Note that the multiplication operator is often omitted (as is common practice in mathematical formulas when it is clear that multiplication is implied).

As an example, consider the abstract from Coleman and Liau's original 1975 paper introducing the index:

Existing computer programs that measure readability are based largely upon subroutines which estimate number of syllables, usually by counting vowels. The shortcoming in estimating syllables is that it necessitates keypunching the prose into the computer. There is no need to estimate syllables since word length in letters is a better predictor of readability than word length in syllables. Therefore, a new readability formula was computed that has for its predictors letters per 100 words and sentences per 100 words.
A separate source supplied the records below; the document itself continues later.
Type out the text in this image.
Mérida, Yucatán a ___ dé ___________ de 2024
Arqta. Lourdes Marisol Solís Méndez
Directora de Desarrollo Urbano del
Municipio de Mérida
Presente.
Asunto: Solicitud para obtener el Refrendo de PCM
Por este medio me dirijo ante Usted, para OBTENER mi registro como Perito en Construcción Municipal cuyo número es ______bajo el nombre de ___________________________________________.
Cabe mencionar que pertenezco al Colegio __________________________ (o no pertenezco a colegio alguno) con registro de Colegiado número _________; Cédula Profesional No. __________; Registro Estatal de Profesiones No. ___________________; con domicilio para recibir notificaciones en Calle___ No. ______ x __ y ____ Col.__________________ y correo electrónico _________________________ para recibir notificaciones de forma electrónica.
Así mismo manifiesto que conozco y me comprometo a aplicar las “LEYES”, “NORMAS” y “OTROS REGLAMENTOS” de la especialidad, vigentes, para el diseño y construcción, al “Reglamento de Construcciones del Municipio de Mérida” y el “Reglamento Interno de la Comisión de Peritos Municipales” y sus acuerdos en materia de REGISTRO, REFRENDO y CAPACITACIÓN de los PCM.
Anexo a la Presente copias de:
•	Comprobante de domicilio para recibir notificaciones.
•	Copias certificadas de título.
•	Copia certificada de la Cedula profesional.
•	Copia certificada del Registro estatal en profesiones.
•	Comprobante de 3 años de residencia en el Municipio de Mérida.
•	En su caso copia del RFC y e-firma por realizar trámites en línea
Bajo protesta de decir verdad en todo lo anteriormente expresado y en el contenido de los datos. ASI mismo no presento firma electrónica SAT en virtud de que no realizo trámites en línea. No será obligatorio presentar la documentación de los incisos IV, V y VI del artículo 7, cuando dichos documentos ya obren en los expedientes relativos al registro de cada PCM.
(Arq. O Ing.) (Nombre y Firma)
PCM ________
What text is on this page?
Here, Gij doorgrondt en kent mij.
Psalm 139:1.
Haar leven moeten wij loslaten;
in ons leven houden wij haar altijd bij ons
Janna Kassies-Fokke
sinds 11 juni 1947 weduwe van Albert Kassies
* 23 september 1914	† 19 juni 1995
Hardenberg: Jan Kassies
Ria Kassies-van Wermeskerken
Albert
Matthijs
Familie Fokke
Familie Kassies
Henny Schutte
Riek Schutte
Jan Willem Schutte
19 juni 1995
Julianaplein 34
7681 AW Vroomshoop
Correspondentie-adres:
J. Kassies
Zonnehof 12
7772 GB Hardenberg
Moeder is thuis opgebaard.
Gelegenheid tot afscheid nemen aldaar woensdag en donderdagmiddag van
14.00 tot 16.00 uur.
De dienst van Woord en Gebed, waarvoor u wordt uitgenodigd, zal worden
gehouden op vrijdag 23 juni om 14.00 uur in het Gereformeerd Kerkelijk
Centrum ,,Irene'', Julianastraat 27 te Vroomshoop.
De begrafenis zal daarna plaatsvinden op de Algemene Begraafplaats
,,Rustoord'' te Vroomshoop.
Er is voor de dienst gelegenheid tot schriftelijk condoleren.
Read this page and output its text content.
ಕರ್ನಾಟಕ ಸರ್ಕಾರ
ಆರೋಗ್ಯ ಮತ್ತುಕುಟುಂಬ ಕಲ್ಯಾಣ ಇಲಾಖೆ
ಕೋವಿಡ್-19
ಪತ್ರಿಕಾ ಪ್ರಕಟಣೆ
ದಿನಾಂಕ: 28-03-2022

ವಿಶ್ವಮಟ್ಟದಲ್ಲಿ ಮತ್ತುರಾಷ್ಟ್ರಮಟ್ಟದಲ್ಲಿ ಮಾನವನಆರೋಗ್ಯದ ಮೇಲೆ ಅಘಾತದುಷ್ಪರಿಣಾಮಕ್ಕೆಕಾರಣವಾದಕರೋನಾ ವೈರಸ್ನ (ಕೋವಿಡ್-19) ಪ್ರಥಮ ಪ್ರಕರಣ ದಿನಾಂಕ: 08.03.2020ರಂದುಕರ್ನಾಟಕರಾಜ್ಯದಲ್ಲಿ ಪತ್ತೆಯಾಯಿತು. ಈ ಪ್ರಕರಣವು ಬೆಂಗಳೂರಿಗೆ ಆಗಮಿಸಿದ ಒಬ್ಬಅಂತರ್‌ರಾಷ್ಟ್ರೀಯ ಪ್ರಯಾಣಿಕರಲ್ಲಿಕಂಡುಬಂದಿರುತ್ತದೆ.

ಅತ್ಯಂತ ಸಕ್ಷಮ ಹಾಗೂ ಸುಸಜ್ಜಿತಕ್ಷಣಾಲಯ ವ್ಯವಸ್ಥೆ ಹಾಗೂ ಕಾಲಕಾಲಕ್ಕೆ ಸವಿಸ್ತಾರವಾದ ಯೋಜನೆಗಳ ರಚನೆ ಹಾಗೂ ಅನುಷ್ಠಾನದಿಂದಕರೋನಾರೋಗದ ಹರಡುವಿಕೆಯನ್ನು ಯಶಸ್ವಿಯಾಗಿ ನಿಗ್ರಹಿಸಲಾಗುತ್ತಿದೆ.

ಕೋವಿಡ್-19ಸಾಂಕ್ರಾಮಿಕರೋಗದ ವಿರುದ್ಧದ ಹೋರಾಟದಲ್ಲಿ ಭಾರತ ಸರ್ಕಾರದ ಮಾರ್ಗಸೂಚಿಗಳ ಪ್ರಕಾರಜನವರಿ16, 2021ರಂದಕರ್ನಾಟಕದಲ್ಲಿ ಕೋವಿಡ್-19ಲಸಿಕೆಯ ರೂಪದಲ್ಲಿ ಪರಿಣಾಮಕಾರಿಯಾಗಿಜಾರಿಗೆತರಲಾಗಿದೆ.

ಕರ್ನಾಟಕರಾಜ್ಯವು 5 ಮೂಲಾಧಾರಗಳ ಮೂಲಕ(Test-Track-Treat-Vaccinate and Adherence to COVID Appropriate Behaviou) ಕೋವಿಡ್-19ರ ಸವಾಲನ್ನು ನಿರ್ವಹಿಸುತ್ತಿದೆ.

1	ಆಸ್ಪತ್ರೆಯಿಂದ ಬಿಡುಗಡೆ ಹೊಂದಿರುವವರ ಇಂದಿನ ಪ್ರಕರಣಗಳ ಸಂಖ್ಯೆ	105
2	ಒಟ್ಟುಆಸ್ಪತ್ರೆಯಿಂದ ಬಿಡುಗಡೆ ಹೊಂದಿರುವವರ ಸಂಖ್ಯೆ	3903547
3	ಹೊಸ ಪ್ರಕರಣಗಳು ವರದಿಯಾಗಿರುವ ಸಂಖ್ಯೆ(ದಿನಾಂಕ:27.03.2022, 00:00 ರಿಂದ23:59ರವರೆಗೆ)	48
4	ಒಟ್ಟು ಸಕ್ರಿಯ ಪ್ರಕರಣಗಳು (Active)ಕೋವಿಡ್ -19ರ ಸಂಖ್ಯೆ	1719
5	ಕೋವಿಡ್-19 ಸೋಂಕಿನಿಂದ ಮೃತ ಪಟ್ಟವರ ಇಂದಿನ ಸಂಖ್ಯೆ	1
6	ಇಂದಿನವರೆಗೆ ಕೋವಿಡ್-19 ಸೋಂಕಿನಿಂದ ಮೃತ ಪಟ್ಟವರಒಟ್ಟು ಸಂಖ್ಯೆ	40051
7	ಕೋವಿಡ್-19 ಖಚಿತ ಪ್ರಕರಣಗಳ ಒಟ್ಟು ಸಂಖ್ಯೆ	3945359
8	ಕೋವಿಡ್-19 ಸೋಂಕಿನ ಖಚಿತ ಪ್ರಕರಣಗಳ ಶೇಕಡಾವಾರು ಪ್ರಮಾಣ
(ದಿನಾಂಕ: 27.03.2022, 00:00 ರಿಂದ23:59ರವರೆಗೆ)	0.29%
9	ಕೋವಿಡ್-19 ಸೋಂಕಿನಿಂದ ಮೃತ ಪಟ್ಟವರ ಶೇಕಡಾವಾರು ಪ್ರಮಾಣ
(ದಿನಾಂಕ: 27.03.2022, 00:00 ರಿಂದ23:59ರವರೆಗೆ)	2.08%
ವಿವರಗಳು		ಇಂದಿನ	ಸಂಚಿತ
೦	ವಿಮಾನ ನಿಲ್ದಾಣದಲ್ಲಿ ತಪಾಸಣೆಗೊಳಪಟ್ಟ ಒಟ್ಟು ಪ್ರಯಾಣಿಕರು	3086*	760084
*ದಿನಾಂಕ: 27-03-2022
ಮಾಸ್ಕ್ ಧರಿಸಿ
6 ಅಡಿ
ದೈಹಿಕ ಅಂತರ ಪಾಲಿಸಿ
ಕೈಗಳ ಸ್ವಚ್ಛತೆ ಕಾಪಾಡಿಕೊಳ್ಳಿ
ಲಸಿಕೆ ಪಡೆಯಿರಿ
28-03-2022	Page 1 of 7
Both predictors can be counted by an optical scanning device, and thus the formula makes it economically feasible for an organization such as the U.S. Office of Education to calibrate the readability of all textbooks for the public school system.

The abstract contains 5 sentences, 119 words, and 639 letters or digits; L is 537 and S is 4.20 obtained by the formulas:

L = (Letters ÷ Words) × 100 = (639 ÷ 119) × 100 ≈ 537

S = (Sentences ÷ Words) × 100 = (5 ÷ 119) × 100 ≈ 4.20

$CLI = 0.0588 \times 537 - 0.296 \times 4.20 - 15.8 = 14.5\,\!$

Therefore, the abstract is at a grade level of 14.5, or roughly appropriate for a second-year undergraduate.